AHA 2022 – History repeats for Medtronic

The company’s renal denervation system has failed in a crucial late-stage trial, just as an earlier version did eight years ago.

It’s 2014 all over again for Medtronic. Long-awaited data on Symplicity Spyral, its renal denervation system, are a bust. This is a distressing echo of what happened when an earlier iteration, called Symplicity, failed in its US approval trial, forcing the technology into a sort of developmental purgatory from which it only emerged three years later.

Medtronic filed Spyral with the FDA yesterday despite the trial failure, and is extremely bullish on the hypertension device’s commercial potential. But shareholders were plainly disappointed, with the stock down 6% in early trade. 

Downward Spyral

Yesterday’s data, presented as a late-breaker at the AHA meeting, came from the Spyral HTN-On Med study, in patients taking antihypertensive drugs. On the primary endpoint, 24-hour ambulatory systolic blood pressure at six months, treated patients had a reduction of 6.5mmHg, versus 4.5mmHg for the sham-treated control group. The difference did not hit significance, with a p value of 0.119. 

An important secondary, office blood pressure reduction, was hit with significance – though this can be only nominal, since the primary analysis failed. 

The company principally blamed medication use for the study’s failure. Among the expansion cohort – the patients enrolled after the study was enlarged from its pilot phase – 22% of the patients in the sham group had an escalation of medication number or dose by six months, the company said, compared with only 2% of the patients in the treatment group.

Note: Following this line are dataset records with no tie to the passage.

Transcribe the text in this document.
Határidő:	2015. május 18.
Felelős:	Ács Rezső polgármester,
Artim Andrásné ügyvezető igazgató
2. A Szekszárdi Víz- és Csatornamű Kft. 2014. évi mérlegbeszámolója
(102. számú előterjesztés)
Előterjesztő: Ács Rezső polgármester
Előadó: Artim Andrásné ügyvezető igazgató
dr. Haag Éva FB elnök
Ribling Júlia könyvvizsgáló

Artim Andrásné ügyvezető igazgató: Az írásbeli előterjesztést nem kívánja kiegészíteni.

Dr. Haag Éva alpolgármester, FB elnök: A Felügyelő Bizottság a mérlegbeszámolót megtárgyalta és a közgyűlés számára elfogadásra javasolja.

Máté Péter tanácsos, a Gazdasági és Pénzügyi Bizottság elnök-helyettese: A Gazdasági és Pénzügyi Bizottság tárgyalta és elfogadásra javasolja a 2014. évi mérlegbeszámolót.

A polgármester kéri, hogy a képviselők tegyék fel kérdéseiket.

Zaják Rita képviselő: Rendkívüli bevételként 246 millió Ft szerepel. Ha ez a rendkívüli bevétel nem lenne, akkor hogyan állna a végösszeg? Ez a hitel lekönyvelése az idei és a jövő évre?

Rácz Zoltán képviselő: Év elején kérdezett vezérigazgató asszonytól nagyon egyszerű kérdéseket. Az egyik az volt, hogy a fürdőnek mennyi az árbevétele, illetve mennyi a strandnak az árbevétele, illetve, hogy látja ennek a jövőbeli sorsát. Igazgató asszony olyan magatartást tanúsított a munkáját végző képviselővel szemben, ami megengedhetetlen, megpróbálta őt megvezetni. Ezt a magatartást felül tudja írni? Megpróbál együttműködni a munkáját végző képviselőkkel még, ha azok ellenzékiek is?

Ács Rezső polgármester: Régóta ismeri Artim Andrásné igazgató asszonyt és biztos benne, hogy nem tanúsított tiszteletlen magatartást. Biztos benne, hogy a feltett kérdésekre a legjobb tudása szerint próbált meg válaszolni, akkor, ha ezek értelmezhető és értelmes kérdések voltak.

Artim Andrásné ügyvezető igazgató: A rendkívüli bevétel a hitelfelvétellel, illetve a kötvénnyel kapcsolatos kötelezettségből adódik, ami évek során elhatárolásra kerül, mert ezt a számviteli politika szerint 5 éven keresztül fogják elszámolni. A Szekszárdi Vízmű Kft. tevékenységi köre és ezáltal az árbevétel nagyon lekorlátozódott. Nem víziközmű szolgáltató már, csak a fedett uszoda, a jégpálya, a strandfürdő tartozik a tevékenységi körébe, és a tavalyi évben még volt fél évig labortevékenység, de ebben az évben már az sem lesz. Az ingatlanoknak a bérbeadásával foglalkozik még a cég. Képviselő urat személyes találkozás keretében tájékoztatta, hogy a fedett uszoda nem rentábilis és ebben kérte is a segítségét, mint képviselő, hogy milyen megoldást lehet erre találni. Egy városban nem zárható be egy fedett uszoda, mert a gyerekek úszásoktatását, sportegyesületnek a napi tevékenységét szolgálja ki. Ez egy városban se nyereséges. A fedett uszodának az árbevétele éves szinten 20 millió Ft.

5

Discussing the results at the AHA congress, Ajay Kirtane of the Columbia University Medical Center, agreed, saying that the effects within the denervation arm were consistent with prior trials in the space, but that the sham group varied more than expected.

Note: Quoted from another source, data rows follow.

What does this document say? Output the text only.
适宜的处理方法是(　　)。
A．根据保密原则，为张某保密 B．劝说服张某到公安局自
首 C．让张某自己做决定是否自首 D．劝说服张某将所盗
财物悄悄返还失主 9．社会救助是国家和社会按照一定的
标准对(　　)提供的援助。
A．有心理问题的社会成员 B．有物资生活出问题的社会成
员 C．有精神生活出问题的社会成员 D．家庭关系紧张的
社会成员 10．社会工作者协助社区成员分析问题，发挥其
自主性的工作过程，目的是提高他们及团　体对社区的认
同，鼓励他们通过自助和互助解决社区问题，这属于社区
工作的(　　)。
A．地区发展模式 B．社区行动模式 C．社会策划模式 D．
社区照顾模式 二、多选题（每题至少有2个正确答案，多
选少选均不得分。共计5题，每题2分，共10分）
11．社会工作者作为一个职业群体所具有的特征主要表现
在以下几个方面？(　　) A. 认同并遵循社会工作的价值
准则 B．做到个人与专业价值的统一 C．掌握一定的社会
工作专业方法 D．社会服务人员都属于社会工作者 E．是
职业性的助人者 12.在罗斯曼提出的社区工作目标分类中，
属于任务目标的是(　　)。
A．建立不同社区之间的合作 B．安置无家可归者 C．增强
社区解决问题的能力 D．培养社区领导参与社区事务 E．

Medtronic is keeping its hopes up for approval and widespread use based on one vital fact: On Med was not the pivotal study of Spyral. That trial was Off Med, which came in positive back in 2020. The group opted to wait for the On Med data before filing, as this setting better represented the real-world population. 

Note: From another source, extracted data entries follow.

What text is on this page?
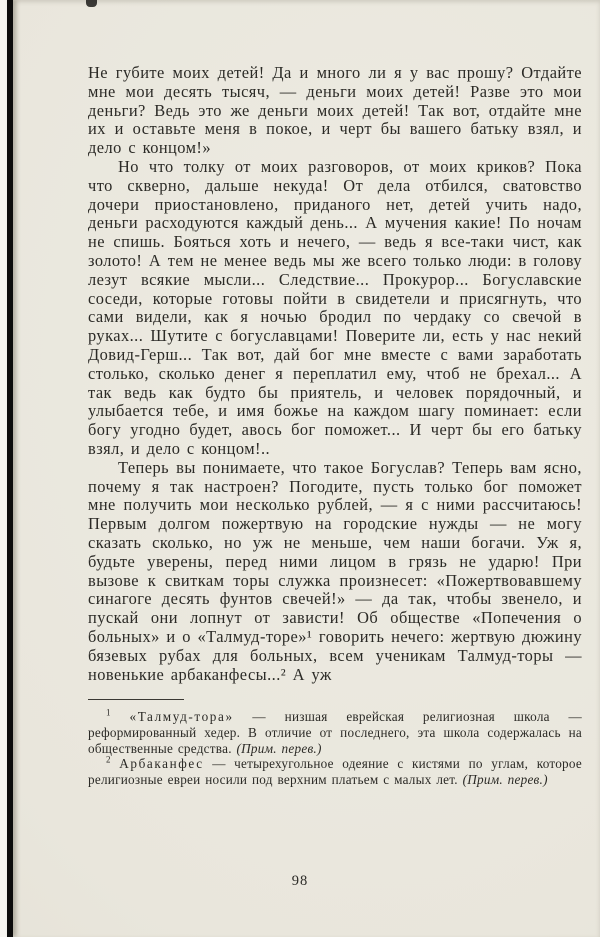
Не губите моих детей! Да и много ли я у вас прошу? Отдайте мне мои десять тысяч, — деньги моих детей! Разве это мои деньги? Ведь это же деньги моих детей! Так вот, отдайте мне их и оставьте меня в покое, и черт бы вашего батьку взял, и дело с концом!»

Но что толку от моих разговоров, от моих криков? Пока что скверно, дальше некуда! От дела отбился, сватовство дочери приостановлено, приданого нет, детей учить надо, деньги расходуются каждый день... А мучения какие! По ночам не спишь. Бояться хоть и нечего, — ведь я все-таки чист, как золото! А тем не менее ведь мы же всего только люди: в голову лезут всякие мысли... Следствие... Прокурор... Богуславские соседи, которые готовы пойти в свидетели и присягнуть, что сами видели, как я ночью бродил по чердаку со свечой в руках... Шутите с богуславцами! Поверите ли, есть у нас некий Довид-Герш... Так вот, дай бог мне вместе с вами заработать столько, сколько денег я переплатил ему, чтоб не брехал... А так ведь как будто бы приятель, и человек порядочный, и улыбается тебе, и имя божье на каждом шагу поминает: если богу угодно будет, авось бог поможет... И черт бы его батьку взял, и дело с концом!..

Теперь вы понимаете, что такое Богуслав? Теперь вам ясно, почему я так настроен? Погодите, пусть только бог поможет мне получить мои несколько рублей, — я с ними рассчитаюсь! Первым долгом пожертвую на городские нужды — не могу сказать сколько, но уж не меньше, чем наши богачи. Уж я, будьте уверены, перед ними лицом в грязь не ударю! При вызове к свиткам торы служка произнесет: «Пожертвовавшему синагоге десять фунтов свечей!» — да так, чтобы звенело, и пускай они лопнут от зависти! Об обществе «Попечения о больных» и о «Талмуд-торе»¹ говорить нечего: жертвую дюжину бязевых рубах для больных, всем ученикам Талмуд-торы — новенькие арбаканфесы...² А уж

$^1$ «Талмуд-тора» — низшая еврейская религиозная школа — реформированный хедер. В отличие от последнего, эта школа содержалась на общественные средства. (Прим. перев.)

$^2$ Арбаканфес — четырехугольное одеяние с кистями по углам, которое религиозные евреи носили под верхним платьем с малых лет. (Прим. перев.)

98
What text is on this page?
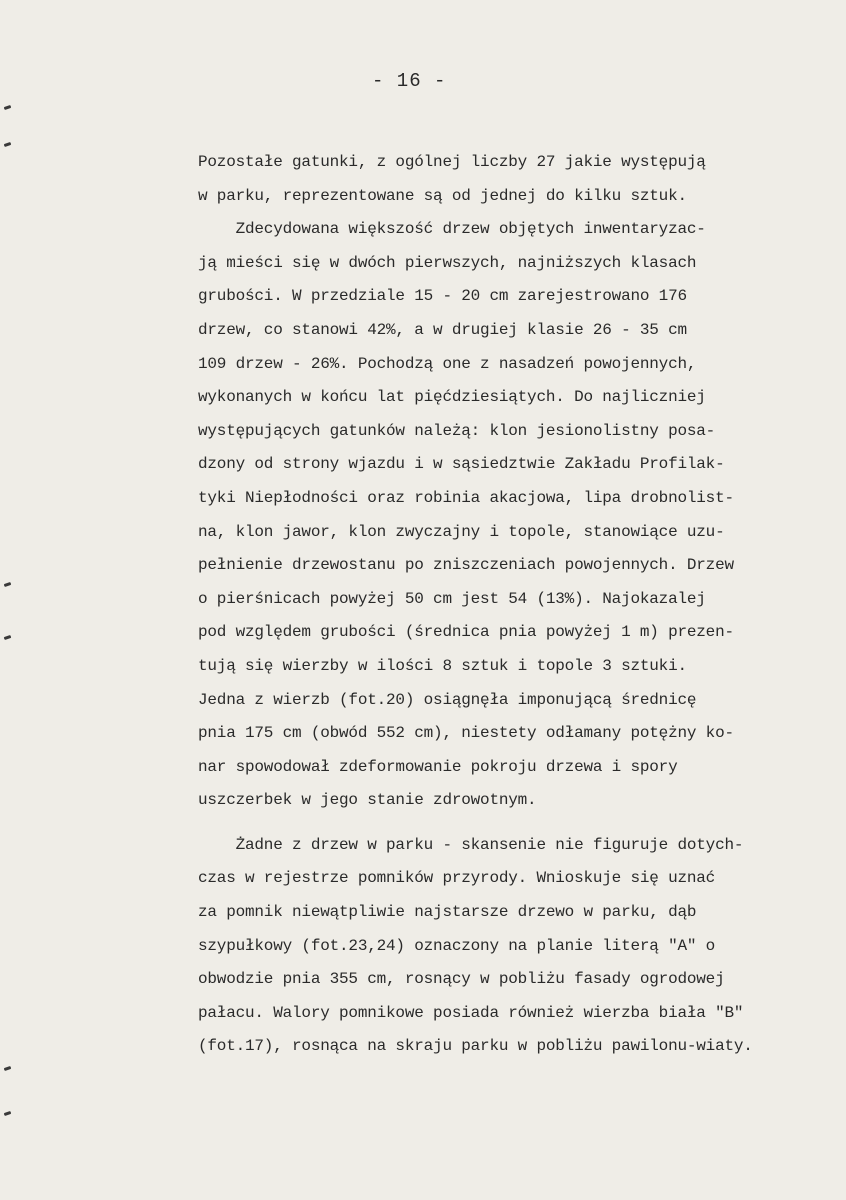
- 16 -
Pozostałe gatunki, z ogólnej liczby 27 jakie występują
w parku, reprezentowane są od jednej do kilku sztuk.
Zdecydowana większość drzew objętych inwentaryzac-
ją mieści się w dwóch pierwszych, najniższych klasach
grubości. W przedziale 15 - 20 cm zarejestrowano 176
drzew, co stanowi 42%, a w drugiej klasie 26 - 35 cm
109 drzew - 26%. Pochodzą one z nasadzeń powojennych,
wykonanych w końcu lat pięćdziesiątych. Do najliczniej
występujących gatunków należą: klon jesionolistny posa-
dzony od strony wjazdu i w sąsiedztwie Zakładu Profilak-
tyki Niepłodności oraz robinia akacjowa, lipa drobnolist-
na, klon jawor, klon zwyczajny i topole, stanowiące uzu-
pełnienie drzewostanu po zniszczeniach powojennych. Drzew
o pierśnicach powyżej 50 cm jest 54 (13%). Najokazalej
pod względem grubości (średnica pnia powyżej 1 m) prezen-
tują się wierzby w ilości 8 sztuk i topole 3 sztuki.
Jedna z wierzb (fot.20) osiągnęła imponującą średnicę
pnia 175 cm (obwód 552 cm), niestety odłamany potężny ko-
nar spowodował zdeformowanie pokroju drzewa i spory
uszczerbek w jego stanie zdrowotnym.
Żadne z drzew w parku - skansenie nie figuruje dotych-
czas w rejestrze pomników przyrody. Wnioskuje się uznać
za pomnik niewątpliwie najstarsze drzewo w parku, dąb
szypułkowy (fot.23,24) oznaczony na planie literą "A" o
obwodzie pnia 355 cm, rosnący w pobliżu fasady ogrodowej
pałacu. Walory pomnikowe posiada również wierzba biała "B"
(fot.17), rosnąca na skraju parku w pobliżu pawilonu-wiaty.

Investors are doubtless wondering whether management regrets that decision. 

Approval, reimbursement, adoption

The next question for the company is whether the FDA will call an adcom to investigate Spyral’s approvability. On a webcast last night Medtronic said it expected to hear from the agency on this point in the next quarter. 

Panel or no panel, Medtronic is confident of approval, and Dr Kirtane also believes in the device. “In Spyral HTN-On Med, my conclusion from seeing this data are that despite missing the primary study endpoint, and when taken in conjunction with the Off Med data, no medications in the background, this trial in my mind confirms that radiofrequency renal denervation lowers blood pressure,” he said. 

Beyond the FDA, however, lies reimbursement and uptake. Medtronic said it would approach private payers in the US one by one, but that Medicare reimbursement could come around a year after approval. 

It also plans a vast charm offensive aimed at cardiologists. Knowing that incorporation into medical guidelines is crucial to ramping decent sales of a new tech, Medtronic aims to “mobilise” doctors to support the therapy. But the most important European organisation in this field, the European Society of Cardiology, does not recommend renal denervation outside clinical trials, and will not update its guidelines until 2024 at the earliest. 

Medtronic says that, should Spyral capture just 1% of the treatment-resistant hypertension market, sales would top $1bn. 

But the company will have to battle a competitor – one arguably better positioned – for this market. Otsuka’s renal denervation device, Paradise, hit its pivotal goal nicely in the summer and might be a more popular choice among cardiologists. No wonder Medtronic is so keen to discuss the vast size of the potential market.

The graph above shows data from the On Med and Off Med trials of Medtronic’s Symplicity Spyral device at 6mth and 3mth respectively, and from the Radiance II trial of Otsuka’s Paradise device at 2mth.